A los medios de comunicación
A las organizaciones populares independentes
A los organismos defensores de los derechos humanos
A la opinión pública

Los acontecimientos represivos desde el mes de diciembre en el estado de Chiapas contra el conjunto de organizaciones que conforman el movimiento popular demuestran con total nitidez la existencia de una administración de naturaleza represiva, antipopular, pro oligárquica y profascista.

El asesinato político de nuestro compañero Mario Moreno López, la detención ilegal, tortura y prisión arbitraria del compañero Javier González Díaz, los desalojos violentos de colonias populares y comunidades, la ejecución extrajudicial de activistas políticos, la persecución política de estudiantes normalistas y magisterio democrático, el cierre de espacios de educación pública... son hechos que conforman el panorama deleznable de un gobierno que ejecuta la política del terrorismo de Estado, a pesar de la retórica oficial del respeto a los derechos humanos.

En Chiapas gobierna una administración conformada por verdaderos criminales de Estado, sobre el Secretario General de Gobierno, Ismael Brito Mazariegos; el Fiscal General del Estado Jorge Luis Llaven Abarca pesan denuncias de cometido de actos crueles, inhumanos y degradantes como la tortura, denuncias que merecieron recomendaciones tanto de la Comisión Nacional de Derechos Humanos, la Comisión Estatal de Derechos Humanos y existe denuncia penal por tales hechos.

La promesa de cero tolerancia a la impunidad queda muy endeble con la sola presencia de políticos de oficio que fraguaron su carrera política sobre el cometido de múltiples crímenes de lesa humanidad y de Estado. Son ellos quienes generan el clima de ingobernabilidad dada su vocación fascistoide que concluye que el problema de Chiapas “son las organizaciones sociales” y tal elucubración desarrollan planes contrainsurgentes agazapados en el poder político desde 1994.

El gobierno en Chiapas manifiesta un estrecho vínculo con un reducido grupo de empresarios quienes fraguaron su riqueza al amparo de familias caciquiles de antaño, tales como los Orantes, Castellano Domínguez, entre otros. De tal manera que cuando una administración sujeta su política en el uso de las macanas, fusiles, cárceles legales y clandestinas, es un gobierno que no puede llamarse de otra manera más que represivo y antipopular.

La protesta es un derecho legítimo de las masas trabajadoras ante la existencia de gobiernos represivos, es digno protestar y ejercer el derecho a la protección colectiva cuando se enfrenta una ofensiva criminal de un gobierno encabezado por tiranos y represores. Cuando la ley expresa el derecho de un grupo de empresarios voraces y a los pobres se les enfrenta con el látigo de la represión.

Los trabajadores del campo y la ciudad ejerceremos el derecho a la protesta las veces que sea necesario, del tamaño de la agresión será la magnitud de la respuesta organizada y en esa misma medida quedará desnudada la naturaleza inicua del régimen. La claridad política cada vez es una realidad y las masas logran identificar quién es el enemigo de todos los trabajadores.

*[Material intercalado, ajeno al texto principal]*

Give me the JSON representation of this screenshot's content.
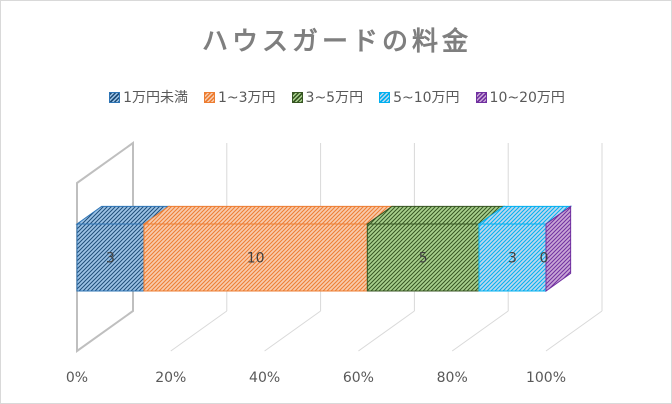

El compañero Javier es un preso político de este sexenio, se le sometió al flagelo de la tortura para intentar doblegar su convicción en la defensa de la propiedad colectiva de la tierra y la exigencia de la presentación con vida de todos los detenidos desaparecidos y hoy es mantenido como rehén político en la pretensión falaz de doblegar la decisión de lucha de todos los que conformamos el Frente Nacional de Lucha por el Socialismo.

Criminalizar la pobreza y protesta popular es política gubernamental que distinguió a los gobiernos panistas de Vicente Fox, Felipe Calderón y el priista de Enrique Peña Nieto. Resulta contradictorio que esta misma política sea la que identifica al gobierno que afanosamente insiste ser promotor del cambio.

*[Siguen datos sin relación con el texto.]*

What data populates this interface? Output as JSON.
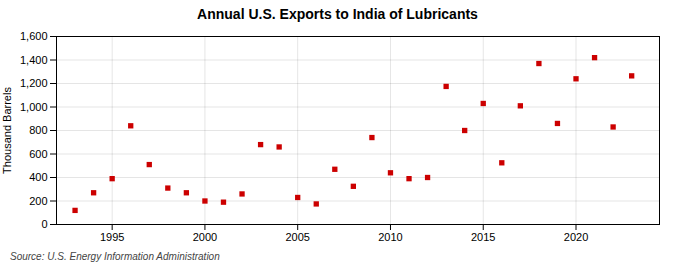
{
  "chart_data": {
    "type": "scatter",
    "title": "Annual U.S. Exports to India of Lubricants",
    "ylabel": "Thousand Barrels",
    "x": [
      1993,
      1994,
      1995,
      1996,
      1997,
      1998,
      1999,
      2000,
      2001,
      2002,
      2003,
      2004,
      2005,
      2006,
      2007,
      2008,
      2009,
      2010,
      2011,
      2012,
      2013,
      2014,
      2015,
      2016,
      2017,
      2018,
      2019,
      2020,
      2021,
      2022,
      2023
    ],
    "values": [
      120,
      270,
      390,
      840,
      510,
      310,
      270,
      200,
      190,
      260,
      680,
      660,
      230,
      175,
      470,
      325,
      740,
      440,
      390,
      400,
      1175,
      800,
      1030,
      525,
      1010,
      1370,
      860,
      1240,
      1420,
      830,
      1265
    ],
    "color": "#cc0000",
    "marker": "square",
    "xlim": [
      1992.0,
      2024.5
    ],
    "xticks": [
      1995,
      2000,
      2005,
      2010,
      2015,
      2020
    ],
    "ylim": [
      0,
      1600
    ],
    "yticks": [
      0,
      200,
      400,
      600,
      800,
      {
        "value": 1000,
        "label": "1,000"
      },
      {
        "value": 1200,
        "label": "1,200"
      },
      {
        "value": 1400,
        "label": "1,400"
      },
      {
        "value": 1600,
        "label": "1,600"
      }
    ],
    "grid": true,
    "annotations": [
      "Source: U.S. Energy Information Administration"
    ]
  }
}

Somos reprimidos por denunciar el oprobio que genera la política neoliberal, por ejercer al derecho a la organización independiente como parte de las masas explotadas y oprimidas, por luchar por la superación cualitativa del régimen, por exigir la presentación con vida de todos los detenidos desaparecidos y el juicio y castigo a los criminales de Estado.

Las acciones de protesta que emprendimos para exigir la libertad inmediata e incondicional de nuestro compañero Javier son legítimas y se enmarcan dentro de las libertades políticas como ciudadanos, como mexicanos y seres humanos. Cuando las masas proletarias sientan vulnerados sus derechos, la protesta tendrá razón de ser ante la injustica que administra el actual estado de derecho.

Al compañero Javier se le mantiene en la condición de preso político por consigna criminal del gobierno chiapaneco, con ello buscan extender su suplicio a todos sus compañeros de lucha. La omisión del gobierno federal ante un hecho totalmente arbitrario es de tal magnitud que lo hace corresponsable de la ilegalidad que criminaliza la protesta y viola de manera flagrante lo derechos humanos.

A una injusticia se le encima otra de la misma magnitud, en la medida que el gobierno estatal y federal se mantengan en la ruta de escamotear la justicia para los trabajadores del campo y la ciudad, existirán razones para ejercer la protesta y acciones políticas de masas. Las calles serán la tribuna para hacer escuchar la voz de denuncia y la movilización la premisa metodológica para garantizar la continuidad de la organización independiente.

Las formas metodológicas de organización y lucha que surjan producto de la reflexión colectiva serán en función de mantener la exigencia de la libertad incondicional de nuestro compañero Javier, exigir un alto a la persecución y hostigamiento contra las comunidades organizadas en torno al FNLS y la solución a las demandas conculcadas de antaño.

Se levanta el plantón a pesar de que nuestro compañero sigue en una mazmorra del Estado, sin embargo, para el FNLS no constituye en derrota, porque la justeza de nuestra demanda es real y no es posible sostener la injusta reclusión de nuestro compañero por medio de ningún artilugio leguleyo.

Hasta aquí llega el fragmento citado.